Ils s'étaient rencontrés en 1986 au Maroc. Son mari, étudiant, résidait alors à Paris et elle à Genève. Après avoir entretenu une relation à distance, M. B______ avait emménagé chez elle en 1987. Ils s'étaient mariés en 1991 et n'avaient pas eu d'enfants. Ils s'entendaient très bien jusqu'à ce qu'elle apprenne qu'il lui avait été infidèle deux ans avant leur mariage. Ils s'étaient alors séparés, mais son mari avait tout fait pour la récupérer et ils s'étaient remis ensemble. En 1995, elle avait appris que son mari l'avait à nouveau trompée. Malgré cela, elle ne l'avait pas quitté. Suite à tous ces événements, elle avait fait une dépression et s'était coupée du monde extérieur. Depuis six ou sept ans, son mari avait doublé sa consommation d'alcool et la personne joyeuse et drôle qu'il était s'était transformée en quelqu'un d'agressif. Dès qu'il atteignait un certain taux d'alcoolémie, il changeait complètement de comportement. Cela faisait maintenant une année qu'ils faisaient chambre à part car son mari passait ses nuits sur Internet, bougeait beaucoup et cela l'empêchait de dormir.
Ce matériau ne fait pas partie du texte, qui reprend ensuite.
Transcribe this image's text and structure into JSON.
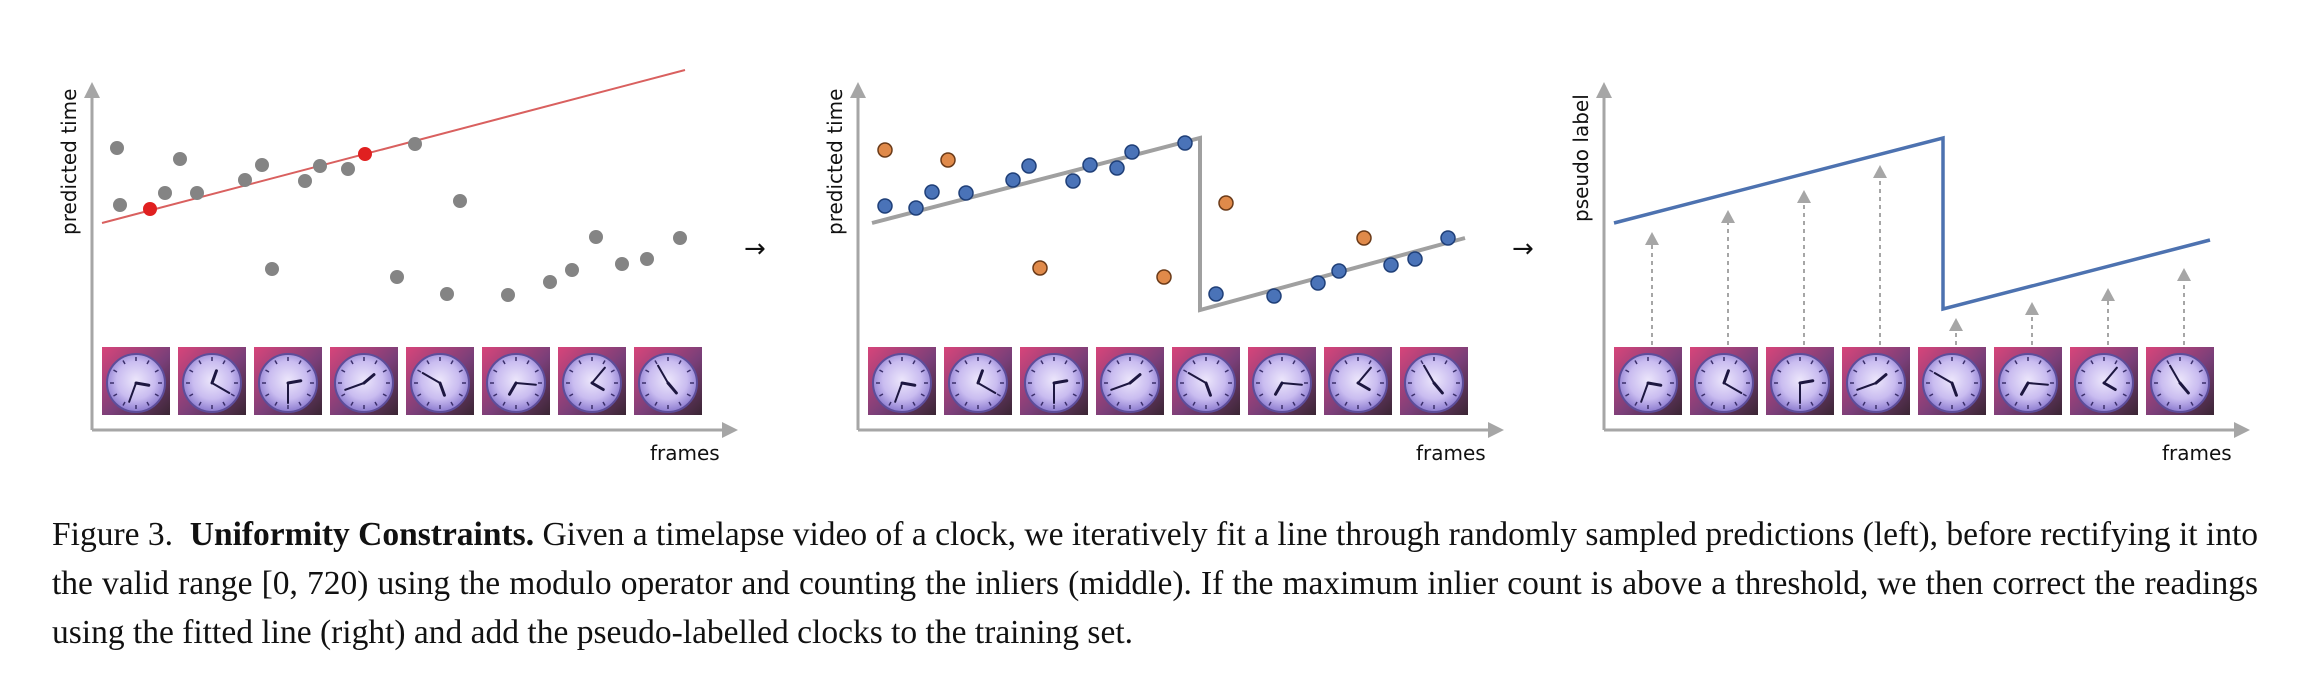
{
  "figure": {
    "panels": [
      {
        "ylabel": "predicted time",
        "xlabel": "frames",
        "fit_color": "#d9605f",
        "gray_points": [
          [
            1,
            12.5
          ],
          [
            2,
            10.2
          ],
          [
            3,
            10.5
          ],
          [
            4,
            13.2
          ],
          [
            5,
            10.5
          ],
          [
            7,
            11.3
          ],
          [
            8,
            12.8
          ],
          [
            9,
            11.3
          ],
          [
            10,
            12.2
          ],
          [
            11,
            12.3
          ],
          [
            12.5,
            14.4
          ],
          [
            13,
            6.4
          ],
          [
            15,
            5.0
          ],
          [
            16,
            10.5
          ],
          [
            18,
            5.0
          ],
          [
            19,
            6.0
          ],
          [
            20,
            6.3
          ],
          [
            21,
            7.8
          ],
          [
            22,
            6.4
          ],
          [
            23,
            6.6
          ],
          [
            24,
            7.8
          ],
          [
            0.5,
            14.5
          ]
        ],
        "sample_points": [
          [
            1,
            11.0
          ],
          [
            5.5,
            16.0
          ]
        ],
        "fit_line": [
          [
            -1,
            9.3
          ],
          [
            21.5,
            21.5
          ]
        ]
      },
      {
        "ylabel": "predicted time",
        "xlabel": "frames",
        "line_color": "#a0a0a0",
        "inliers": [
          [
            0.5,
            11.8
          ],
          [
            2,
            11.6
          ],
          [
            3.5,
            13.6
          ],
          [
            5,
            13.4
          ],
          [
            7,
            12.7
          ],
          [
            7.5,
            13.9
          ],
          [
            9,
            14.8
          ],
          [
            10,
            12.9
          ],
          [
            11,
            14.6
          ],
          [
            12.5,
            15.5
          ],
          [
            13,
            14.8
          ],
          [
            14,
            13.2
          ],
          [
            12.2,
            16.0
          ],
          [
            16,
            3.0
          ],
          [
            17.2,
            3.3
          ],
          [
            18,
            4.5
          ],
          [
            19,
            5.5
          ],
          [
            20,
            6.1
          ],
          [
            21.5,
            6.6
          ],
          [
            22.3,
            6.9
          ],
          [
            24,
            7.5
          ]
        ],
        "outliers": [
          [
            0.5,
            15.6
          ],
          [
            3.8,
            14.9
          ],
          [
            6.8,
            6.8
          ],
          [
            13.5,
            6.2
          ],
          [
            15.5,
            12.9
          ],
          [
            21,
            8.5
          ]
        ],
        "line_points": [
          [
            0,
            11.5
          ],
          [
            12.7,
            16.4
          ],
          [
            12.7,
            1.7
          ],
          [
            25,
            5.8
          ]
        ]
      },
      {
        "ylabel": "pseudo label",
        "xlabel": "frames",
        "line_color": "#4d72b0",
        "arrow_positions": [
          1,
          3.5,
          6,
          8.5,
          11,
          13.5,
          16,
          18.5
        ],
        "line_points": [
          [
            0,
            14.2
          ],
          [
            12.7,
            17.7
          ],
          [
            12.7,
            8.7
          ],
          [
            25,
            11.9
          ]
        ]
      }
    ],
    "arrow_glyph": "→"
  },
  "caption": {
    "label": "Figure 3.",
    "title": "Uniformity Constraints.",
    "text": "Given a timelapse video of a clock, we iteratively fit a line through randomly sampled predictions (left), before rectifying it into the valid range [0, 720) using the modulo operator and counting the inliers (middle). If the maximum inlier count is above a threshold, we then correct the readings using the fitted line (right) and add the pseudo-labelled clocks to the training set."
  },
  "colors": {
    "gray_point": "#848484",
    "red_point": "#e02020",
    "blue_point": "#4a73b8",
    "orange_point": "#e08a4a",
    "axis": "#a6a6a6"
  },
  "icons": {
    "clock": "clock-icon",
    "arrow": "right-arrow-icon"
  }
}
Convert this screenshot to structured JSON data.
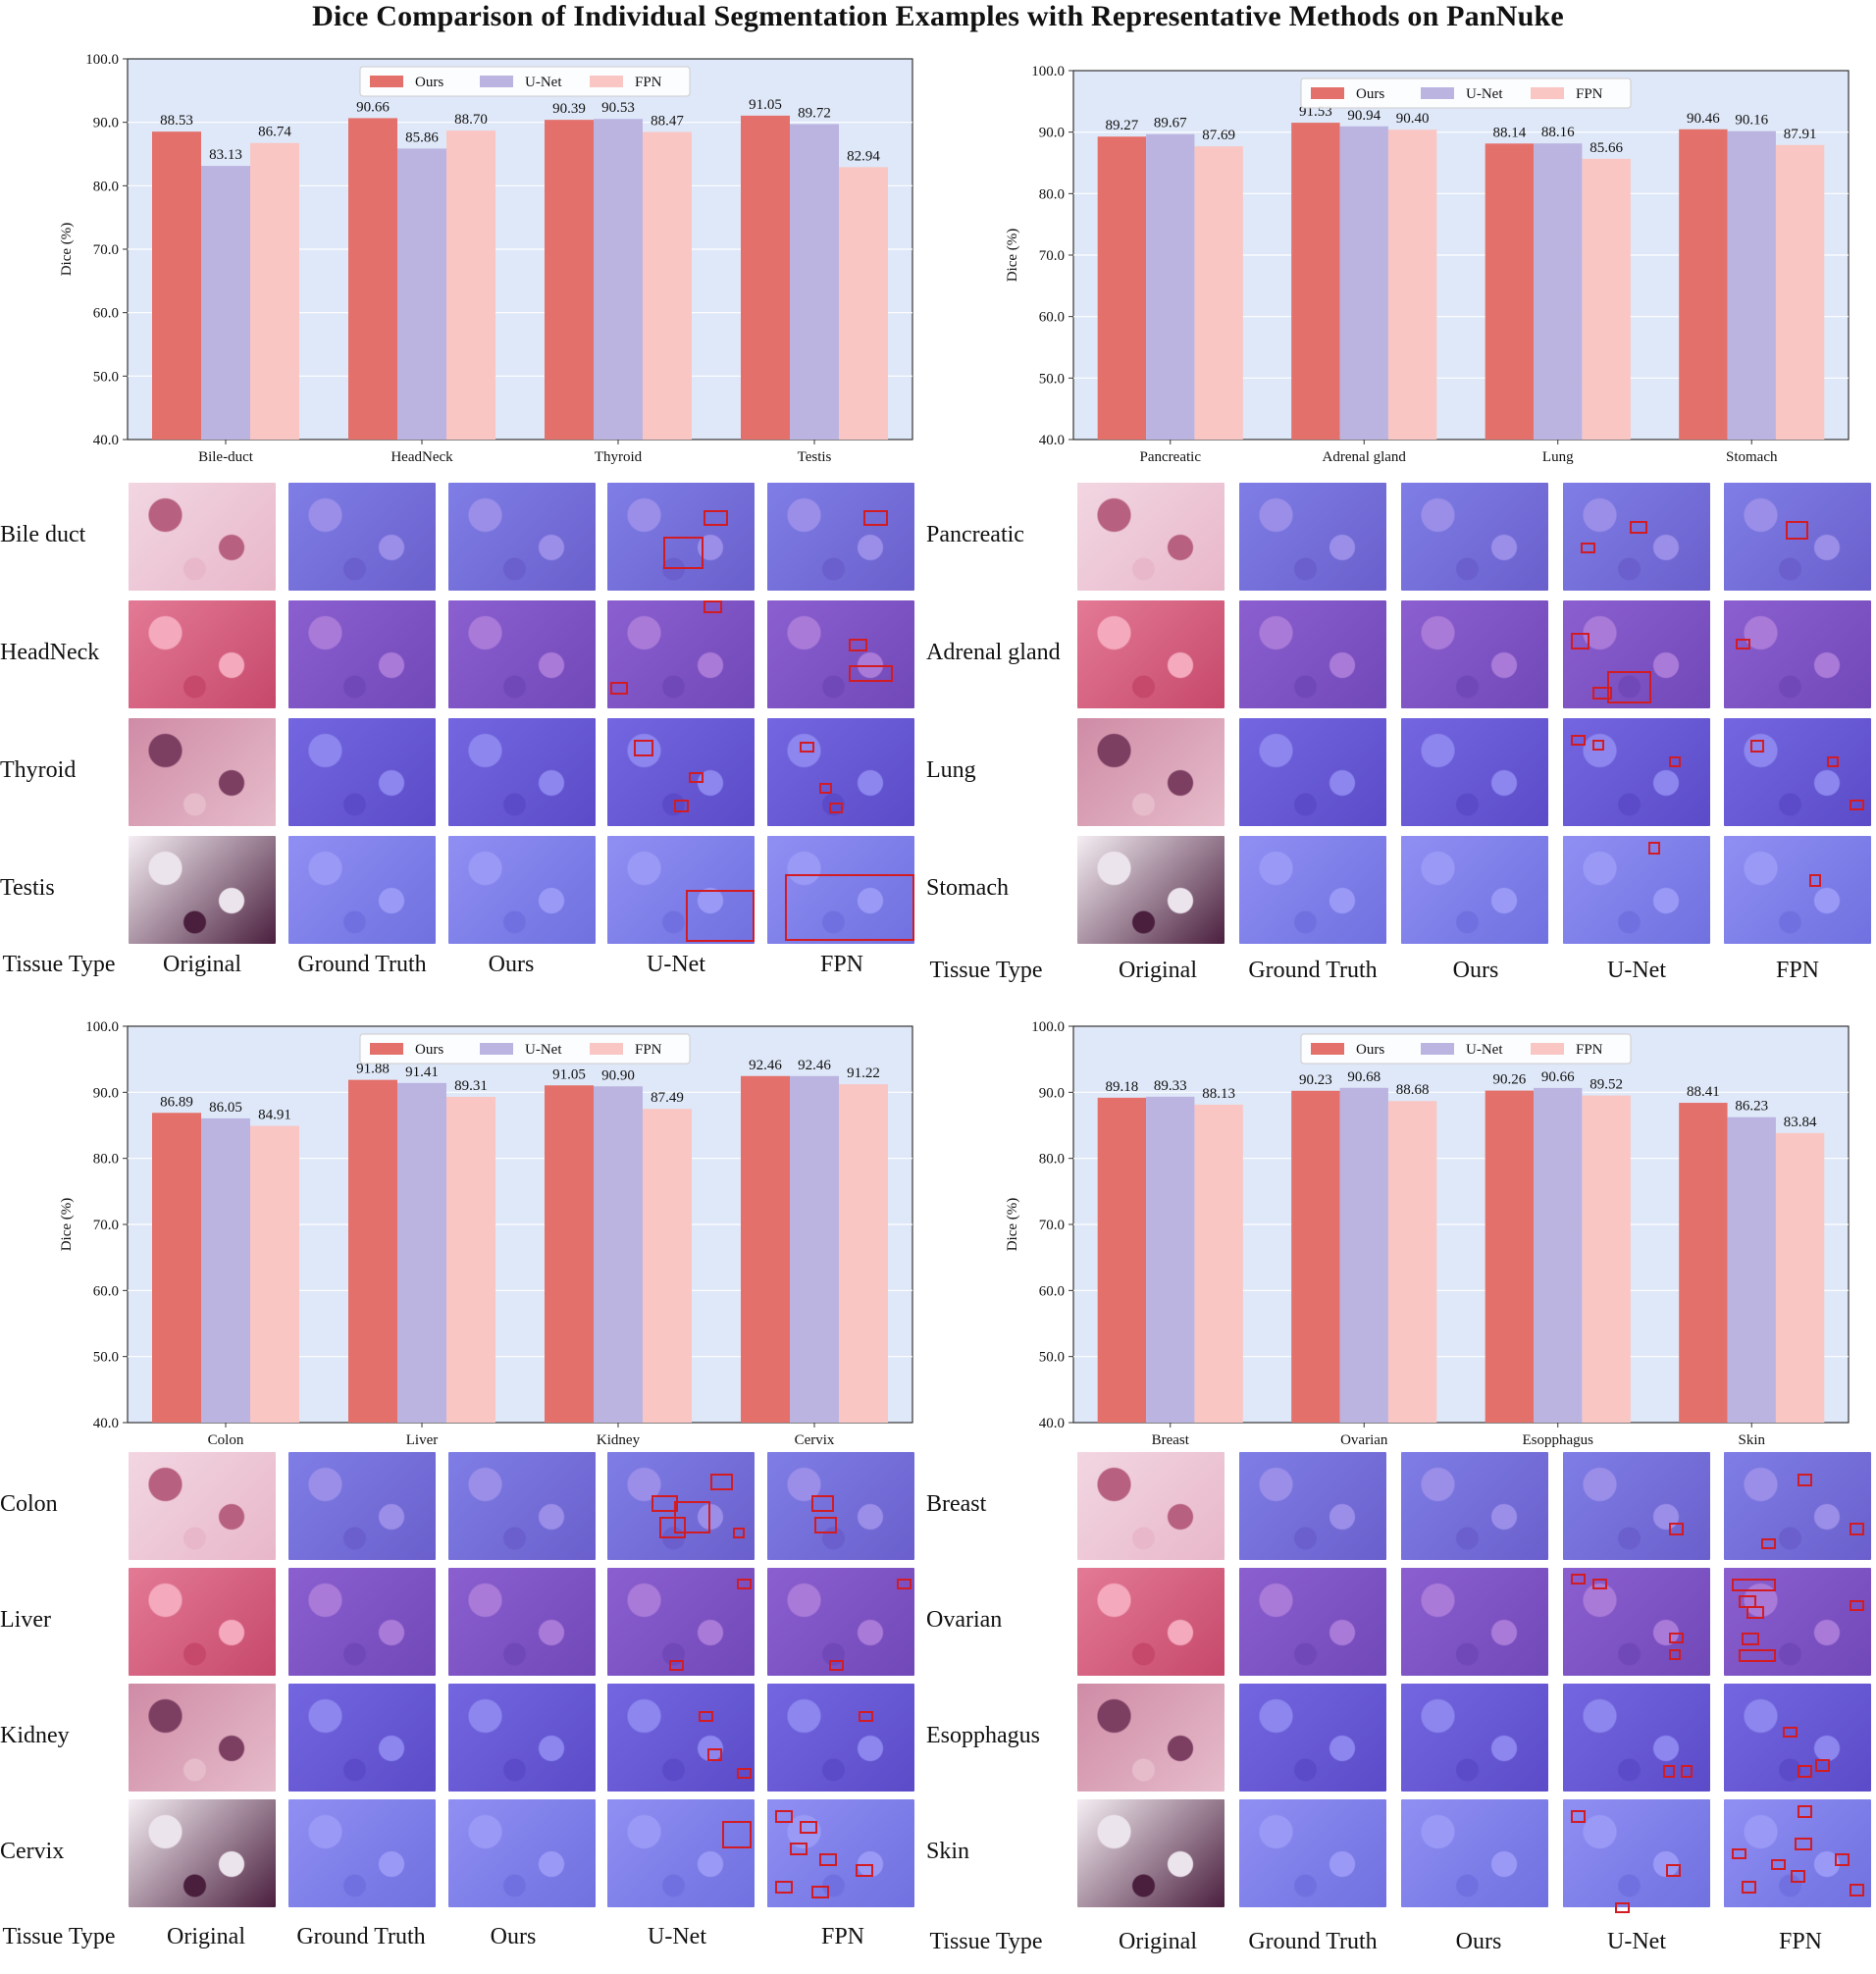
{
  "title": "Dice Comparison of Individual Segmentation Examples with Representative Methods on PanNuke",
  "colors": {
    "ours": "#e3706a",
    "unet": "#bbb4e0",
    "fpn": "#f9c6c4",
    "plot_bg": "#dfe8f8",
    "box": "#d11c24"
  },
  "legend": [
    "Ours",
    "U-Net",
    "FPN"
  ],
  "ylabel": "Dice (%)",
  "column_labels": [
    "Tissue Type",
    "Original",
    "Ground Truth",
    "Ours",
    "U-Net",
    "FPN"
  ],
  "chart_data": [
    {
      "type": "bar",
      "ylabel": "Dice (%)",
      "ylim": [
        40,
        100
      ],
      "yticks": [
        "40.0",
        "50.0",
        "60.0",
        "70.0",
        "80.0",
        "90.0",
        "100.0"
      ],
      "legend_position": "top-center",
      "categories": [
        "Bile-duct",
        "HeadNeck",
        "Thyroid",
        "Testis"
      ],
      "series": [
        {
          "name": "Ours",
          "values": [
            88.53,
            90.66,
            90.39,
            91.05
          ]
        },
        {
          "name": "U-Net",
          "values": [
            83.13,
            85.86,
            90.53,
            89.72
          ]
        },
        {
          "name": "FPN",
          "values": [
            86.74,
            88.7,
            88.47,
            82.94
          ]
        }
      ]
    },
    {
      "type": "bar",
      "ylabel": "Dice (%)",
      "ylim": [
        40,
        100
      ],
      "yticks": [
        "40.0",
        "50.0",
        "60.0",
        "70.0",
        "80.0",
        "90.0",
        "100.0"
      ],
      "legend_position": "top-center",
      "categories": [
        "Pancreatic",
        "Adrenal gland",
        "Lung",
        "Stomach"
      ],
      "series": [
        {
          "name": "Ours",
          "values": [
            89.27,
            91.53,
            88.14,
            90.46
          ]
        },
        {
          "name": "U-Net",
          "values": [
            89.67,
            90.94,
            88.16,
            90.16
          ]
        },
        {
          "name": "FPN",
          "values": [
            87.69,
            90.4,
            85.66,
            87.91
          ]
        }
      ]
    },
    {
      "type": "bar",
      "ylabel": "Dice (%)",
      "ylim": [
        40,
        100
      ],
      "yticks": [
        "40.0",
        "50.0",
        "60.0",
        "70.0",
        "80.0",
        "90.0",
        "100.0"
      ],
      "legend_position": "top-center",
      "categories": [
        "Colon",
        "Liver",
        "Kidney",
        "Cervix"
      ],
      "series": [
        {
          "name": "Ours",
          "values": [
            86.89,
            91.88,
            91.05,
            92.46
          ]
        },
        {
          "name": "U-Net",
          "values": [
            86.05,
            91.41,
            90.9,
            92.46
          ]
        },
        {
          "name": "FPN",
          "values": [
            84.91,
            89.31,
            87.49,
            91.22
          ]
        }
      ]
    },
    {
      "type": "bar",
      "ylabel": "Dice (%)",
      "ylim": [
        40,
        100
      ],
      "yticks": [
        "40.0",
        "50.0",
        "60.0",
        "70.0",
        "80.0",
        "90.0",
        "100.0"
      ],
      "legend_position": "top-center",
      "categories": [
        "Breast",
        "Ovarian",
        "Esopphagus",
        "Skin"
      ],
      "series": [
        {
          "name": "Ours",
          "values": [
            89.18,
            90.23,
            90.26,
            88.41
          ]
        },
        {
          "name": "U-Net",
          "values": [
            89.33,
            90.68,
            90.66,
            86.23
          ]
        },
        {
          "name": "FPN",
          "values": [
            88.13,
            88.68,
            89.52,
            83.84
          ]
        }
      ]
    }
  ],
  "tissue_rows": [
    [
      "Bile duct",
      "HeadNeck",
      "Thyroid",
      "Testis"
    ],
    [
      "Pancreatic",
      "Adrenal gland",
      "Lung",
      "Stomach"
    ],
    [
      "Colon",
      "Liver",
      "Kidney",
      "Cervix"
    ],
    [
      "Breast",
      "Ovarian",
      "Esopphagus",
      "Skin"
    ]
  ]
}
Selon elle, l'augmentation de sa consommation d'alcool provenait de la baisse de l'activité de son entreprise. Il avait en effet fait une dépression et commencé à boire beaucoup. En augmentant sa consommation d'alcool, il devenait de plus en plus agressif. Il s'énervait pour des raisons qui ne la concernaient pas et il déchargeait toute sa haine sur elle. Il lui criait dessus, devenait très violent verbalement et la rabaissait en permanence. Il lui disait souvent qu'elle était nulle et qu'elle était bête. Il lui reprochait de ne pas lui donner de l'argent quand il lui demandait et la culpabilisait pour tous les problèmes qu'il avait. Parfois, afin qu'il se calme, elle prenait le chien et sortait pendant quelques heures. Un soir, environ cinq ans plus tôt, il était rentré complètement saoul à la maison très énervé suite à une dispute dans la rue. Comme elle savait qu'il allait décharger ses nerfs sur elle, elle était allée dormir à l'hôtel.

Par le passé, son mari s'était montré violent avec elle à deux reprises. La première fois, avant leur mariage. Elle ne se souvenait plus du contexte mais il l'avait tapée avec des baguettes de batterie qui lui avaient laissé deux marques sur la cuisse. La deuxième fois, il y avait quelques années, elle ne savait plus quand exactement. Ils s'étaient disputés suite à une crise de jalousie qu'il lui avait faite. Elle était en train de dormir, il était entré dans la chambre, l'avait saisie et tapée à plusieurs reprises sur la tête. Le lendemain, elle avait eu très mal à la tête. Lors de ces deux événements son mari était complètement saoul. Elle n'était pas allée voir de médecin. Son mari l'avait également injuriée à plusieurs reprises par le passé et il l'avait souvent rabaissée en lui disant qu'elle était bête, nulle etc. Il avait également déjà menacé de la tuer par le passé. Son mari consommait de l'alcool environ cinq jours par semaine et se comportait toujours comme ça quand il buvait. Elle n'avait jamais de répit. Son mari fumait également du cannabis quand il buvait de l'alcool.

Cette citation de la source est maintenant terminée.